Discussion in 'General Pro Player Discussion' started by tennissavy, Apr 26, 2005.

  1. tennissavy

    tennissavy Hall of Fame

    Jan 7, 2005
    We've all seen a lot of pros do it- have a huge dominant lead and choke to death. Lindsay against Kuznetsova, Maria and Serena. Myskina choked when up 5-1 to Henin. The latest is going on right now in Estoril- Osterloh up 6-0 and a break in the 2nd is now in danger of being ousted. It's incredible how such commanding leads can dissipate. How? Sudden caving in under nervousness? I could understand an injury but in the cases I've mentioned, it just seems to be mental weakness.
  2. Andy Hewitt

    Andy Hewitt Professional

    Feb 10, 2005
    It is quite shocking really.
  3. scoot

    scoot Rookie

    Apr 19, 2005
    Yes, usually its mental weakness on the part of the player in the lead but thats not all of it. Dont forget, its harder to close a match than it is to open a lead. Players when down with their back against the walls finally let loose and swing from their hips - they have nothing to lose. This is why you often see players losing sets 6-0 and then you'll have a very close second set. Also its hard for the player in the lead to sustain such a high level over the course of multiple sets. Only elite players (Graf, prestabbing Seles, Hingis, Williams, etc.) have the ability to maintain devastating form & demoralize opponents from start to finish.
  4. federerhoogenbandfan

    federerhoogenbandfan Banned

    Mar 5, 2005
    I would add 2003-onwards Henin to that category. She might lose matches, but she slams the door closed now when she has a grip on the match, and she has the ability to dig in and take a match from an opponent too.
  5. axl1892

    axl1892 New User

    Nov 5, 2004
    Most of it is mental, obviously, as is so much about tennis. But also you are being very selective about your examples - most 5-1 leads turn into 6-1 sets, and then we never talk about them again. It's only the small proportion of 5-1 leads that degenerates into 5-7 losses, but then it's truly a huge surprise and worth the mention, particularly when it happens on a big stage between top players.
    The other explanation is that the player who is behind, having nothing to lose, starts swinging for the fences, gets lucky, starts to pull back, the leader gets nervous, and things spiral out of control.
    Some players just play better with their backs against the wall.

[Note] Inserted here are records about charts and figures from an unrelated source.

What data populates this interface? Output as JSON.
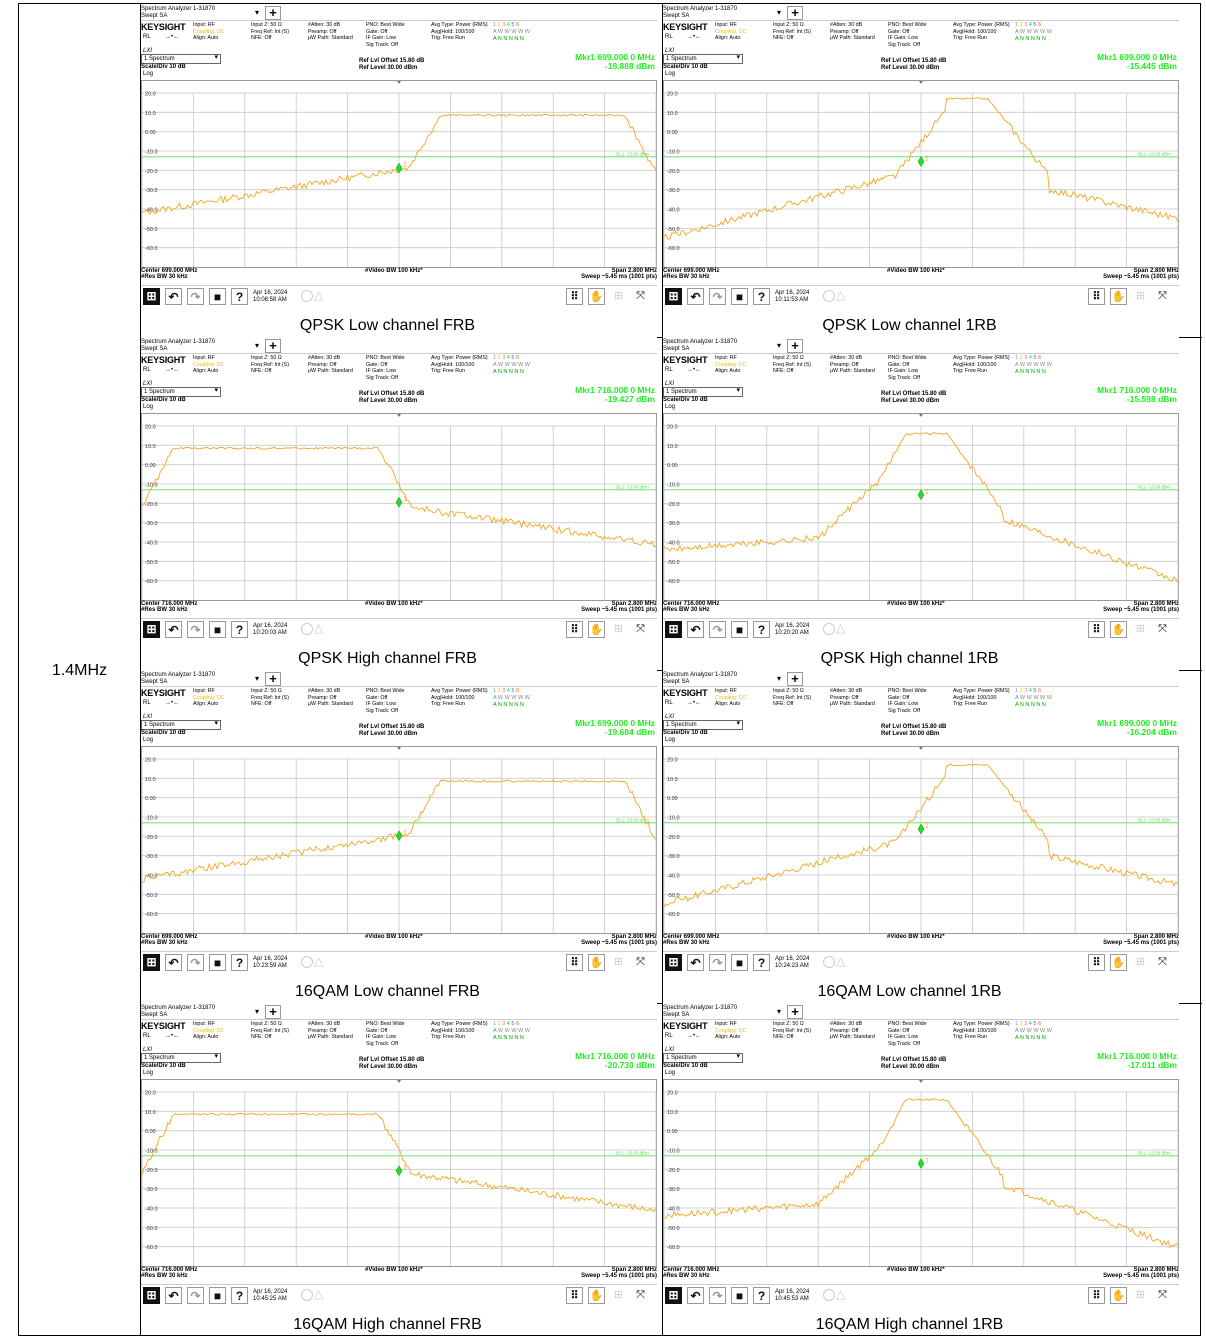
{
  "row_label": "1.4MHz",
  "common": {
    "title_line1": "Spectrum Analyzer 1-31870",
    "title_line2": "Swept SA",
    "brand": "KEYSIGHT",
    "rl": "RL",
    "lxi": "LXI",
    "col1": [
      "Input: RF",
      "Coupling: DC",
      "Align: Auto"
    ],
    "col2": [
      "Input Z: 50 Ω",
      "",
      "Freq Ref: Int (S)",
      "NFE: Off"
    ],
    "col3": [
      "#Atten: 30 dB",
      "Preamp: Off",
      "μW Path: Standard"
    ],
    "col4": [
      "PNO: Best Wide",
      "Gate: Off",
      "IF Gain: Low",
      "Sig Track: Off"
    ],
    "col5": [
      "Avg Type: Power (RMS)",
      "Avg|Hold: 100/100",
      "Trig: Free Run"
    ],
    "trace_digits": [
      "1",
      "2",
      "3",
      "4",
      "5",
      "6"
    ],
    "trace_row2": "A W W W W W",
    "trace_row3": "A N N N N N",
    "selector": "1 Spectrum",
    "scale": "Scale/Div 10 dB",
    "log": "Log",
    "ref_offset": "Ref Lvl Offset 15.80 dB",
    "ref_level": "Ref Level 30.00 dBm",
    "res_bw": "#Res BW 30 kHz",
    "video_bw": "#Video BW 100 kHz*",
    "span": "Span 2.800 MHz",
    "sweep": "Sweep ~5.45 ms (1001 pts)",
    "date": "Apr 16, 2024",
    "y_ticks": [
      "20.0",
      "10.0",
      "0.00",
      "-10.0",
      "-20.0",
      "-30.0",
      "-40.0",
      "-50.0",
      "-60.0"
    ],
    "limit_label": "DL1 -13.00 dBm",
    "colors": {
      "trace": "#f5a623",
      "marker": "#22dd22",
      "limit": "#55dd55",
      "grid": "#c8c8c8"
    }
  },
  "cells": [
    {
      "caption": "QPSK Low channel FRB",
      "center": "Center 699.000 MHz",
      "mkr_freq": "Mkr1  699.000 0 MHz",
      "mkr_val": "-18.888 dBm",
      "time": "10:08:58 AM",
      "shape": "frb_low",
      "mkr_y": -18.888
    },
    {
      "caption": "QPSK Low channel 1RB",
      "center": "Center 699.000 MHz",
      "mkr_freq": "Mkr1  699.000 0 MHz",
      "mkr_val": "-15.445 dBm",
      "time": "10:11:53 AM",
      "shape": "rb_low",
      "mkr_y": -15.445
    },
    {
      "caption": "QPSK High channel FRB",
      "center": "Center 716.000 MHz",
      "mkr_freq": "Mkr1  716.000 0 MHz",
      "mkr_val": "-19.427 dBm",
      "time": "10:20:03 AM",
      "shape": "frb_high",
      "mkr_y": -19.427
    },
    {
      "caption": "QPSK High channel 1RB",
      "center": "Center 716.000 MHz",
      "mkr_freq": "Mkr1  716.000 0 MHz",
      "mkr_val": "-15.598 dBm",
      "time": "10:20:20 AM",
      "shape": "rb_high",
      "mkr_y": -15.598
    },
    {
      "caption": "16QAM Low channel FRB",
      "center": "Center 699.000 MHz",
      "mkr_freq": "Mkr1  699.000 0 MHz",
      "mkr_val": "-19.684 dBm",
      "time": "10:23:59 AM",
      "shape": "frb_low",
      "mkr_y": -19.684
    },
    {
      "caption": "16QAM Low channel 1RB",
      "center": "Center 699.000 MHz",
      "mkr_freq": "Mkr1  699.000 0 MHz",
      "mkr_val": "-16.204 dBm",
      "time": "10:24:23 AM",
      "shape": "rb_low",
      "mkr_y": -16.204
    },
    {
      "caption": "16QAM High channel FRB",
      "center": "Center 716.000 MHz",
      "mkr_freq": "Mkr1  716.000 0 MHz",
      "mkr_val": "-20.730 dBm",
      "time": "10:45:25 AM",
      "shape": "frb_high",
      "mkr_y": -20.73
    },
    {
      "caption": "16QAM High channel 1RB",
      "center": "Center 716.000 MHz",
      "mkr_freq": "Mkr1  716.000 0 MHz",
      "mkr_val": "-17.011 dBm",
      "time": "10:45:53 AM",
      "shape": "rb_high",
      "mkr_y": -17.011
    }
  ]
}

I still remember a match I played with a guy where I was up 6-2, 5-2. I served for it at 5-2, 5-4, 6-5 and had several matchpoints on serve in the tiebreak, and I swear, every time it came up, the guy played a great point, and got out of trouble. I won the 3rd 6-1 just because he was so exhausted, but let me tell you when he finally won a game at 5-0, I was starting to think it was going to happen all over again.